InControl has lost connection to all our 5 of our routers sometime between 14:18-14:24 CST. It stopped pulling bandwidth reports between these times. They still show connected but we cannot access any device via remote web admin. We also tried adding a Balance 380 but it never shows it coming online. PepVPN/Speed Fusion configurations are also not being pushed to the routers when created. Is there a problem with your InControl network?

ish_your1point.com · April 11, 2017, 1:36pm

SImilar issue.
Added a device over an hour ago and it still is not online in IC2. I am able to remote into the device via WiFi and it is connected to cellular. Everything else is working correctly.

thoerr · April 11, 2017, 7:51pm

This resolved itself. All is back to normal

Michael · April 11, 2017, 9:34pm

The “mars” systems started to behave abnormally from 19:25 GMT+0. The problem has been identified and resolved at 23:20 GMT+0. Some reporting and GPS data during the period may be lost. We are sorry for any inconvenience caused.

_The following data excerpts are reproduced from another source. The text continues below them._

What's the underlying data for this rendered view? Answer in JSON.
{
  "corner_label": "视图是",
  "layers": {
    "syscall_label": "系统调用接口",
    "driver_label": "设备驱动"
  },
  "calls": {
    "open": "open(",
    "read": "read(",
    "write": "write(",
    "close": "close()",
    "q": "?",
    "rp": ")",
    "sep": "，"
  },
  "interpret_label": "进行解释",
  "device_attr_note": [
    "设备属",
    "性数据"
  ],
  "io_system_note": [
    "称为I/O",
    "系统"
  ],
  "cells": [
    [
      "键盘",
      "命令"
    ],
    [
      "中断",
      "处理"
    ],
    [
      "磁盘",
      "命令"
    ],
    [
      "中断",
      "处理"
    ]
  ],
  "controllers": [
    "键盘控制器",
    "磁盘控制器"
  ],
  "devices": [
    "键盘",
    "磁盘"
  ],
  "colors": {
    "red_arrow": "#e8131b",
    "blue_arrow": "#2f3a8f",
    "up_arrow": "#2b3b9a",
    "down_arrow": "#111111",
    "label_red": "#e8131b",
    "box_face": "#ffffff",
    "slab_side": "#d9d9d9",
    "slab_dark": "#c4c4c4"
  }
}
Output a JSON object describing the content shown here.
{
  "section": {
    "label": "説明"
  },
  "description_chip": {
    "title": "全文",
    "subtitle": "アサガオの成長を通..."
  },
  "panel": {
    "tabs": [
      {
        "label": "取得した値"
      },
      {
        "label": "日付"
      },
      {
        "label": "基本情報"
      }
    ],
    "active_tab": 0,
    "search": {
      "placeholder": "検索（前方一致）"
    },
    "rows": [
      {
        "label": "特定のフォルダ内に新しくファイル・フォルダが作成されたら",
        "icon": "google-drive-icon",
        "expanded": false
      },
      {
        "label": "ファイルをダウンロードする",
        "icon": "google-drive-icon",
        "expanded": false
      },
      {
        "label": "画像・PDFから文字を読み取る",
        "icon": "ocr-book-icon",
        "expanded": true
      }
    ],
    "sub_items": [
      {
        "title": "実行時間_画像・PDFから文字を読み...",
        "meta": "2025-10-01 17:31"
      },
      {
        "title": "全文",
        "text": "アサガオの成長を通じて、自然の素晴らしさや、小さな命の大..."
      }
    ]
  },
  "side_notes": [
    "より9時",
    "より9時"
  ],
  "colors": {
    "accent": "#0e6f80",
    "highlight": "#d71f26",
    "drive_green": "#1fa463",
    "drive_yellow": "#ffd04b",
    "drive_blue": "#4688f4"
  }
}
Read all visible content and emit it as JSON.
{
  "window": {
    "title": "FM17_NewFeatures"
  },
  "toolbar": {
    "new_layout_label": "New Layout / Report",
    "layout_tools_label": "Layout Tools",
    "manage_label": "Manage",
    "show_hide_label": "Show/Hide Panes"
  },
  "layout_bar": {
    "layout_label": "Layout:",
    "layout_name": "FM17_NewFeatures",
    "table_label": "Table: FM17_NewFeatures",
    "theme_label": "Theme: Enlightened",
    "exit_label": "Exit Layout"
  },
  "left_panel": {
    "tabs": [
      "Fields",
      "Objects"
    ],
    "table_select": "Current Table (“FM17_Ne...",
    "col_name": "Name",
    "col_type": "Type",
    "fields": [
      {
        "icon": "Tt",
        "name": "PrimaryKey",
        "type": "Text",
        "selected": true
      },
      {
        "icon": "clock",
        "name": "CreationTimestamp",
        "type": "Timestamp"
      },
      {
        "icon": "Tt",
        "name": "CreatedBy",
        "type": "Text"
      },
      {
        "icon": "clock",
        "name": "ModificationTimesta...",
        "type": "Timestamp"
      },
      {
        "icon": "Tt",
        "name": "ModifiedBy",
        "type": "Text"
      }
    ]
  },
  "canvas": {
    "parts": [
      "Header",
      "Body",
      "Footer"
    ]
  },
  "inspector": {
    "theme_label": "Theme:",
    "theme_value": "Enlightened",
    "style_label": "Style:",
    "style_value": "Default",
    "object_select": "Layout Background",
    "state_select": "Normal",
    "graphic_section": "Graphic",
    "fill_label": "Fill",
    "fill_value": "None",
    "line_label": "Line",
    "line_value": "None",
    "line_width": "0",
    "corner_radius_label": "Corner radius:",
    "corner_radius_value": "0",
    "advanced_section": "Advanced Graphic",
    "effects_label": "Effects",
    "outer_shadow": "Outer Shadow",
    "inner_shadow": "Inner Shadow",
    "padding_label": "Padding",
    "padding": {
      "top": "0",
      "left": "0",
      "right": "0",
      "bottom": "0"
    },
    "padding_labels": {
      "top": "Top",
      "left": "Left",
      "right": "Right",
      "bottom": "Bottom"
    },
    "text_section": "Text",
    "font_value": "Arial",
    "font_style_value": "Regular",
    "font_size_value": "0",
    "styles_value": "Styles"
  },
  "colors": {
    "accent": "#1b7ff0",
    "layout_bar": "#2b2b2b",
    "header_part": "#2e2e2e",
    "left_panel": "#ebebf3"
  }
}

Here is a detailed explanation of the incident. Some background information first. The InControl system is divided into multiple subsystems. An organization can reside on only one of them. Most customers’ organizations are resided on the subsystems “earth” and “mars”. You can find the where your organization resided on by looking at the URL’s host name.

The “mars” was upgraded to 2.4.0 on Monday 02:00 GMT+0. One of the changes in the back-end was to use a Redis memory cache for device communication. Live and reporting data are also buffered into it.

From 16:47 GMT+0, one of server processes abnormally stopped reading and processing raw reporting data from the Redis cache. A memory queue for buffering reporting data started to pile up. The cache’s free memory started to drop continuously. At 19:25, the cache’s memory finally consumed up. As the cache is used for live communication with devices, the mars system started to operate abnormally. The problem was escalated to the development team at 21:15. Until 23:20, the development team identified the cause and fixed the problem.

The followings preventive measures will be applied within 24 hours to avoid the same problem from happening:

A monitor on all Redis cache queues will be added. So we could quickly identify if any queue grows abnormally.
A health check on live data communication will be added. So we could identify for any live communication failures or delay.